Zaloguj się podając nazwę użytkownika, hasło i długość sesji

Autor Wątek: Zaproszenie do dyskusji: TYP, ODMIANA, WARIANT (w kontekscie monet nowozytnych)  (Przeczytany 9920 razy)

0 użytkowników i 1 Gość przegląda ten wątek.

cancan

  • Triumwirat TPZN
  • Gaduła
  • *
  • Wiadomości: 7 737
Proponuje nastepujaca terminologie:
Typ: monety o tym samym nominale, z ta sama data, emitowane przez tego samego wladce,
Odmiana: monety wybite w tej samej mennicy, z tymi samymi typami rysunku* (wizerunek lub inicjaly krola, herby panstwa, napisy**, znaki mennicze, znaki mincerskie, herb podskarbiego)
Wariant, (Wariant stempla): monety bite ta sama para stempli, napisy**, interpuncja i znaki interpunkcyjne wszystkie takie same.
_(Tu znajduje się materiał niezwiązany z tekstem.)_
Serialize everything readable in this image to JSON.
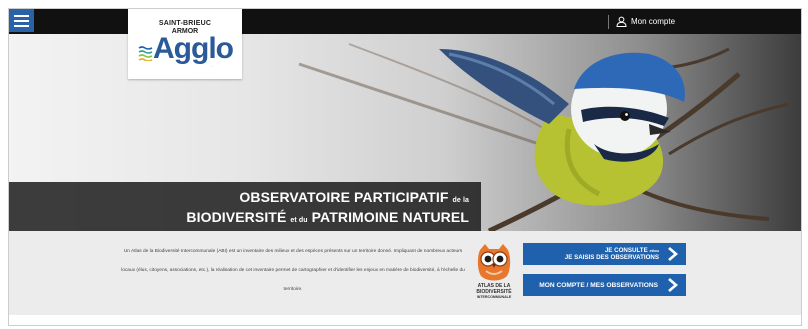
{
  "header": {
    "menu_icon": "hamburger-menu-icon",
    "account_label": "Mon compte",
    "account_icon": "user-icon",
    "background_color": "#111111",
    "menu_color": "#2a62a8"
  },
  "logo": {
    "line1": "SAINT-BRIEUC",
    "line2": "ARMOR",
    "wordmark": "Agglo",
    "tagline": "...",
    "brand_color": "#2b5a9a"
  },
  "hero": {
    "title_part1": "OBSERVATOIRE PARTICIPATIF",
    "title_connector1": "de la",
    "title_part2": "BIODIVERSITÉ",
    "title_connector2": "et du",
    "title_part3": "PATRIMOINE NATUREL",
    "image_subject": "blue tit bird on branch"
  },
  "info": {
    "description": "Un Atlas de la Biodiversité Intercommunale (ABI) est un inventaire des milieux et des espèces présents sur un territoire donné. Impliquant de nombreux acteurs locaux (élus, citoyens, associations, etc.), la réalisation de cet inventaire permet de cartographier et d'identifier les enjeux en matière de biodiversité, à l'échelle du territoire.",
    "atlas_logo_line1": "ATLAS DE LA",
    "atlas_logo_line2": "BIODIVERSITÉ",
    "atlas_logo_line3": "INTERCOMMUNALE",
    "atlas_icon": "owl-icon"
  },
  "buttons": {
    "consult_line1": "JE CONSULTE",
    "consult_connector": "et/ou",
    "consult_line2": "JE SAISIS DES OBSERVATIONS",
    "account_observations": "MON COMPTE / MES OBSERVATIONS",
    "chevron_icon": "chevron-right-icon",
    "button_color": "#1f61ac"
  }
}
*roznice w rysunku jak duza glowa/mala glowa, lekko zbrojna pogon/ciezko zbrojna pogon nie sa wyznacznikami odmiany lecz wariantu
**roznice napisow jak np. "L", "LI" oraz "LIT" nie sa wyznacznikami odmiany lecz wariantu

WCR uzywa podobnej terminologii w opisach aukcji.

Kilka zrodel:

Pan Chalupski:
Cytuj
Każdą monetę można jednoznacznie opisać - znamy emitenta, nominał, rok, w którym ją wybito. Zbiór tych cech określa typ monety (czasem używa się słowa rodzaj). Przez wiele stuleci monety i narzędzia do ich produkcji wykonywano ręcznie, nic więc dziwnego, że monety tego samego typu mocno się między sobą różnią - na przykład znakiem mennicy, znakiem podskarbiego, istotnymi szczegółami rysunku, różą treścią legendy. Takie różnice są podstawą do wyodrębniania odmian w ramach danego typu (rodzaju) monety.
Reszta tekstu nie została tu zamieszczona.